Lo facciamo per essere accettati

amati.

Per far parte.

Il falso sé è la parte in ombra dell’educazione,

ma è anche

un anelito verso l’altro

un tentativo estremo di essere come l’altro preferisce

o come pensiamo preferisca.

Siamo falsi. Rinunciamo al nostro pensiero critico perché gli altri ci tengano in una certa considerazione e ogni volta che questo avviene ci indeboliamo. Sì, perfino il corpo sa quando non pensiamo ciò che scriviamo, soffriamo anche fisicamente, sarei pronta a scommettere che ci si abbassano le difese o che ci si innesca un’autoimmunità.

Ma siamo abituati a questo, a sostenere una falsità che non ci corrisponde, perché ci pretendiamo, prima che artisti veri, professionisti ineccepibili, madri affettuose, lesbiche impegnate, brave persone in assoluto. Affanculo la complessità e la mediocrità di cui facciamo parte. E allora confermiamo gli altri perché gli altri confermino noi.
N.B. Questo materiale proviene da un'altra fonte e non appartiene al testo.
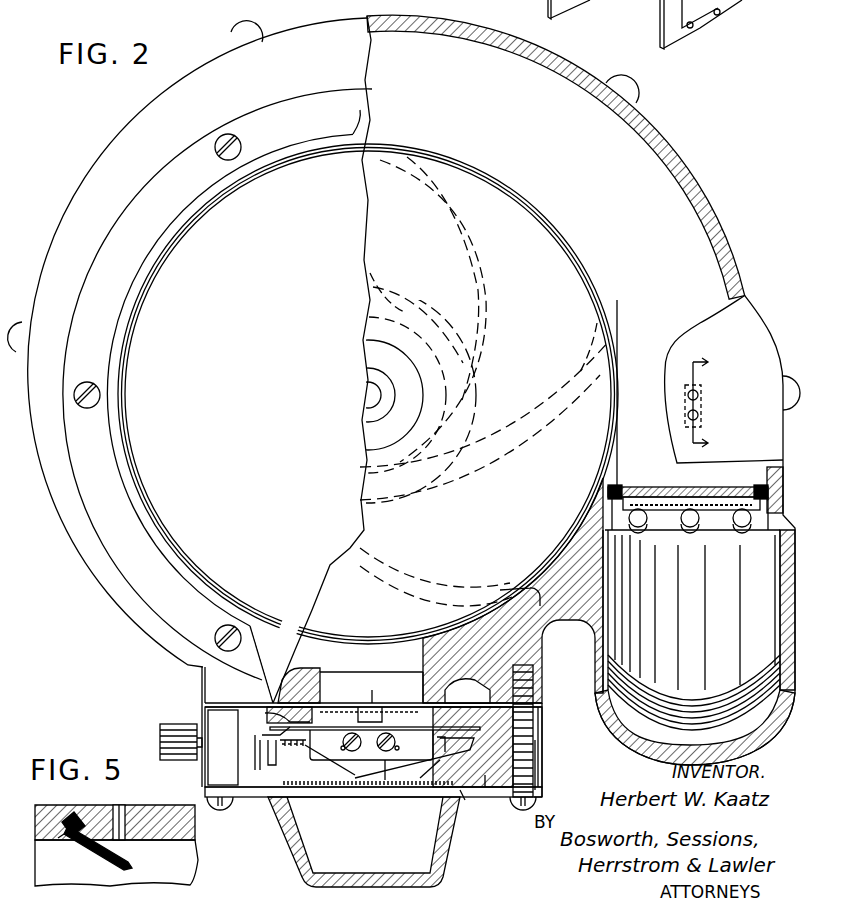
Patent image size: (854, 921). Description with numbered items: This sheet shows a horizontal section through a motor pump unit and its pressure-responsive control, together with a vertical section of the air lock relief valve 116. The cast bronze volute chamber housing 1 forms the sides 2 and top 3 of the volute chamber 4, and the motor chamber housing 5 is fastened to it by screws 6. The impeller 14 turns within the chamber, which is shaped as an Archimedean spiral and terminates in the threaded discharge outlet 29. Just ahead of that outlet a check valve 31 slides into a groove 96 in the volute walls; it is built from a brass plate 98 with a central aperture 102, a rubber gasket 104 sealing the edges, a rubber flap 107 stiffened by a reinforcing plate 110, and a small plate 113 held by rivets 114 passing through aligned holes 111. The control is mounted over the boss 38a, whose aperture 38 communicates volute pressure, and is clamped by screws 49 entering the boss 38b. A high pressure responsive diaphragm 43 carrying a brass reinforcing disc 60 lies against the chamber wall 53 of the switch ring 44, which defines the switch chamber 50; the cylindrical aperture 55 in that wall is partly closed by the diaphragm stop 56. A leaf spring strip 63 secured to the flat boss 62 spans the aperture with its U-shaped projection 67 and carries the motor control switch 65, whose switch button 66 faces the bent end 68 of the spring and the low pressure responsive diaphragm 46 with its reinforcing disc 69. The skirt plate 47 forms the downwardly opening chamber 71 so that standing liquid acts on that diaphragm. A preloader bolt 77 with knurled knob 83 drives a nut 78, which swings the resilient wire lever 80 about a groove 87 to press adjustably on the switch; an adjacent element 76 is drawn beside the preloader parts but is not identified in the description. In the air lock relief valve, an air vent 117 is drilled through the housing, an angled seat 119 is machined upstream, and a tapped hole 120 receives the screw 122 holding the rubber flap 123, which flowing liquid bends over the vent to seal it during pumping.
Posso qui dirvi che la falsità delle figure d’attaccamento è fonte di malattia mentale, che il bambino in fondo sa, percepisce quando l’adulto mente, anche se vuole credergli con tutto se stesso perché non c’è che l’adulto tra lui e i predatori. E un adulto che si finge allegro o vincente o vittima o tranquillo mentre non lo è, insomma un adulto già portatore di falso sé, instilla nel bambino un dubbio che lo confonde o l’idea che non ci sia chiarezza possibile e che tutto possa essere manipolato. La malattia mentale che ne deriva avvelena le sue relazioni affettive e la possibilità di creare alleanze, collaborazioni e men che mai legami.

Il falso sé c’incapretta a un obbligo, siamo legati e ci strozziamo ad ogni movimento che si opponga al nodo. Stiamo nel bilico tra la sopravvivenza nella collettività e il pensiero critico.

Se fingeremo bene, però, saremo graziati e manterremo capra e cavoli.

Oppure diremo quello che pensiamo, e saremo graziati dalla malattia.


Commenti

  1. Il mio vero sé pensa che tutto questo è motivo di infelicità per la maggior parte di noi, è il gioco che non vale la candela, la maschera che ci perseguita, l'equilibrio che sfarfalla... come un timone che si obbliga a seguire un cuore che già più non gli appartiene. Grazie.